"The Great" World

C vs. Java in number crunching

Introduction

Java being the most popular programming language of application programming is usually thought to be a good (usually the best) choice for any task. Six or seven months ago one of my instructor Dr. Hoermann, who is a real expert in random number generation techniques, ask me to reimplement one of his earlier C projects in Java by using the merits of object oriented design. I won’t dwell into the details of the project but shortly it was an object oriented implementation of a set of universal random number generators.

Initially, I did not suspect about the performance of Java because I previously use some data mining tools, simulators implemented by Java especially by some universities.

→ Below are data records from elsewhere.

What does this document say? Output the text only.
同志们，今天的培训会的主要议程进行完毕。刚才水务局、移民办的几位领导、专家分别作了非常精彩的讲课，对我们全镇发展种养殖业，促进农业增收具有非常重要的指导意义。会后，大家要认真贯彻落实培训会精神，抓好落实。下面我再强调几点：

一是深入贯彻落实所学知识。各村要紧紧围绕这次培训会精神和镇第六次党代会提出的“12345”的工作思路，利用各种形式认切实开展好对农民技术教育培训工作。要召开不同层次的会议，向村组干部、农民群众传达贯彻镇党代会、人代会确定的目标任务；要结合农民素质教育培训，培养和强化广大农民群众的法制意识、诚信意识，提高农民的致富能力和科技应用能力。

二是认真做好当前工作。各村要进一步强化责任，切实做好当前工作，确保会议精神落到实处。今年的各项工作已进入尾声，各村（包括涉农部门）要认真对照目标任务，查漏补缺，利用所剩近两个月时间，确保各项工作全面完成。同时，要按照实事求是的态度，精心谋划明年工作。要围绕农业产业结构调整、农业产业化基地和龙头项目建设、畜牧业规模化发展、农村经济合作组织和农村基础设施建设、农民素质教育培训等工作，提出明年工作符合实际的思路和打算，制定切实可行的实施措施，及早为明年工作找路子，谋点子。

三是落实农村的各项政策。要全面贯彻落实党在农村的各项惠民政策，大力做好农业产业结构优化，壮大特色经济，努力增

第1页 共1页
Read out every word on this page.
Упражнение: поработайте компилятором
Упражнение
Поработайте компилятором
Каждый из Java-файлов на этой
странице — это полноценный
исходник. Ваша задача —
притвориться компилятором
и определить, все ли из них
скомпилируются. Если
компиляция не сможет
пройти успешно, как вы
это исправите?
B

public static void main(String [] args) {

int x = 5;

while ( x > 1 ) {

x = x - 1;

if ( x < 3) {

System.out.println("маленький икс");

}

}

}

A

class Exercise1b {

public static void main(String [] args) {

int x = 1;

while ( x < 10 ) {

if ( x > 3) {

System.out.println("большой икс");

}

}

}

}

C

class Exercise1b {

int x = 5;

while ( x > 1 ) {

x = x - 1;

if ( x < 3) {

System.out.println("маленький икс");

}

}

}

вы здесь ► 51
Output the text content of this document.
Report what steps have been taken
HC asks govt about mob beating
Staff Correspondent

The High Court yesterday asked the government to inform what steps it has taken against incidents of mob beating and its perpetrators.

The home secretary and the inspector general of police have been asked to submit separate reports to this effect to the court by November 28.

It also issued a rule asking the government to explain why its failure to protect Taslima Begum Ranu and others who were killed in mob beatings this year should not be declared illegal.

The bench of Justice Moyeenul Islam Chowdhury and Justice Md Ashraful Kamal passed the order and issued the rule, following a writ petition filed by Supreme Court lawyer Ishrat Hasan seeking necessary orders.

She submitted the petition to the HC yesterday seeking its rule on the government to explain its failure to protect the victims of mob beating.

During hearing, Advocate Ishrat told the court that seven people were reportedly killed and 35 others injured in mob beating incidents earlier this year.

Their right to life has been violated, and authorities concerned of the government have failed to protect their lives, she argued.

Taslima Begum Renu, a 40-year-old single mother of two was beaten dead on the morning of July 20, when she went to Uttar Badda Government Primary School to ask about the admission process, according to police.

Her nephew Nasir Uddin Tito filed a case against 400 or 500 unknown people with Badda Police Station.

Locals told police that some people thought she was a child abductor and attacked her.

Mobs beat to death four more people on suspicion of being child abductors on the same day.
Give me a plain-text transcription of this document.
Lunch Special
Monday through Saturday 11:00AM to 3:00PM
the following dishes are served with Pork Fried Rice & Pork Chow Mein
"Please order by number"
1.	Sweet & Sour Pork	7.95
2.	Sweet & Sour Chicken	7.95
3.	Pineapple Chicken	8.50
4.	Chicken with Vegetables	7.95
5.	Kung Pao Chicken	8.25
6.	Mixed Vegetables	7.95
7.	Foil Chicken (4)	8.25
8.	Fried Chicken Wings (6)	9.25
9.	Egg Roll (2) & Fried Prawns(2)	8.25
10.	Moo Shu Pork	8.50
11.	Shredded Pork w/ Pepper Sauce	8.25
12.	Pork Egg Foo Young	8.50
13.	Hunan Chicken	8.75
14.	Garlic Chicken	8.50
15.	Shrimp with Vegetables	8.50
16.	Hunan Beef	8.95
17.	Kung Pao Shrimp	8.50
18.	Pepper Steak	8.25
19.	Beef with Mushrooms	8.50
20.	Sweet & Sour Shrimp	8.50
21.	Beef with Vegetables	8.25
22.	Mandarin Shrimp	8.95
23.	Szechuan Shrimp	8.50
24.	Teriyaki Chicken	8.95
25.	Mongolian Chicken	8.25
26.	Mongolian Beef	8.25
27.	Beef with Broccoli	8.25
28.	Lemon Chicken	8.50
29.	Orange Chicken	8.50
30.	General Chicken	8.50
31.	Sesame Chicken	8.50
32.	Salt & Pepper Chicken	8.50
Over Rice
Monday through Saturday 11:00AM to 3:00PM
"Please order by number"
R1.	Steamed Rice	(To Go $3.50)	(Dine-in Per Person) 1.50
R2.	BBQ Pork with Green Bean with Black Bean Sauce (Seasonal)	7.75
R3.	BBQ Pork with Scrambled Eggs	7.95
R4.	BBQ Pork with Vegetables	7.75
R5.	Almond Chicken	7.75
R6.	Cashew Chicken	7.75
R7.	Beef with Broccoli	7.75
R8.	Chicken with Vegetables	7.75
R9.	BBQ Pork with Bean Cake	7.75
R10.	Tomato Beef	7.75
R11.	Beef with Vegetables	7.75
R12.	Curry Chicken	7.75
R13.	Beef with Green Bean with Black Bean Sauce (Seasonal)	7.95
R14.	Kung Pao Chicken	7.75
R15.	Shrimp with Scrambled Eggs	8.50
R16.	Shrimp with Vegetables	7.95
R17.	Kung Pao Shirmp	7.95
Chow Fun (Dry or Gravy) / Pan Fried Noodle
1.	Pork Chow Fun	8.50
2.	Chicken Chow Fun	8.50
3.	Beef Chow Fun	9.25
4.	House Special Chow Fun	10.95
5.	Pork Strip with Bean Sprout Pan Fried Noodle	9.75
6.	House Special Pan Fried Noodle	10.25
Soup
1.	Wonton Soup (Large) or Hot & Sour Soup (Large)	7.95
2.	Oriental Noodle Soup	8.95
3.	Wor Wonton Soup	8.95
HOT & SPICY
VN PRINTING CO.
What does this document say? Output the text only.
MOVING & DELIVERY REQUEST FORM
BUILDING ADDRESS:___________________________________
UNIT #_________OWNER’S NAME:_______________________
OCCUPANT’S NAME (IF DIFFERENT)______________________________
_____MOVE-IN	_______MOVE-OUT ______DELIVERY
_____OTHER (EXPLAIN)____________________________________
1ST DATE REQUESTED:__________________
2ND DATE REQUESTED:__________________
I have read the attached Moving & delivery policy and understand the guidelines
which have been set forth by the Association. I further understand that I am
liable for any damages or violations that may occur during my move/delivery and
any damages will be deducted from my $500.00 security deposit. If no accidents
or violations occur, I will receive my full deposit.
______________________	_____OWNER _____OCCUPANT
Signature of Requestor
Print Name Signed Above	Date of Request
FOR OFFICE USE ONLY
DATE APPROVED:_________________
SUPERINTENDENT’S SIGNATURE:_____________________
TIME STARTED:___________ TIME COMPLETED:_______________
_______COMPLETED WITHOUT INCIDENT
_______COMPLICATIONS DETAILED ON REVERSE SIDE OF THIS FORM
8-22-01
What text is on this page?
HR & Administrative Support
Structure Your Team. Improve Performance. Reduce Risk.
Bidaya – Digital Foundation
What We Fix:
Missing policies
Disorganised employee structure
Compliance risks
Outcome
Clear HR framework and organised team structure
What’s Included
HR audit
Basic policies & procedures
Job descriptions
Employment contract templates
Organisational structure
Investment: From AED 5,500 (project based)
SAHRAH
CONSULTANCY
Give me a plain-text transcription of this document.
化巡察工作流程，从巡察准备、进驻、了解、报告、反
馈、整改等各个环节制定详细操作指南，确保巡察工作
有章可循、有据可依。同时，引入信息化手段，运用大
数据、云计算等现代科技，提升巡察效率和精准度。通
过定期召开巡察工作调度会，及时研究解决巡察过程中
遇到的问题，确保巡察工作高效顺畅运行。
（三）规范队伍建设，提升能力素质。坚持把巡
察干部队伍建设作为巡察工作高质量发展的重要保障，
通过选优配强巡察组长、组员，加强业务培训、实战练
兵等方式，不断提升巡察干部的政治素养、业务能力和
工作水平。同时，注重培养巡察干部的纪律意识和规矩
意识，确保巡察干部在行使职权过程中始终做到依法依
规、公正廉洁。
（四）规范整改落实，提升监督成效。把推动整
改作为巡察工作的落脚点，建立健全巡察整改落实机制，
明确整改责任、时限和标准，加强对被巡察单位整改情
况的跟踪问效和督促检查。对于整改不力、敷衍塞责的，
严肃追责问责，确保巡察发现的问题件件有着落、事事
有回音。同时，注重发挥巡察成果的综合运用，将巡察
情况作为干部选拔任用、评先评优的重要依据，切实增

Such that Weka – one of the most popular Java data mining applications—implemented by New Zealand University . So I start to design a model. You know those things. Interfaces, classes, so and so for…

Finally, design and implementation were completed and it seems that our new generator was solely doing pretty well. I use the generators to estimate some stock options and to do some Monte Carlo simulations. Everything was fine but one thing. What was the speed of previously implemented project in C by Hoermann? As I check the result, it was disgusting enough to make me irritate Java. I don’t tell you to irritate Java but just see below to not to see any problem as a nail.

Since the generator I implemented requires too much theory of statistics and probability theory, I won’t deal with it. But rather I will be implementing a pretty simple PI estimator using Monte Carlo technique in both Java and C.

Some rough idea on Monte Carlo

O! many a shaft at random sent

Finds mark at the archer little meant!

And many a word, at random spoken.

May soothe or wound a heart that’s broken!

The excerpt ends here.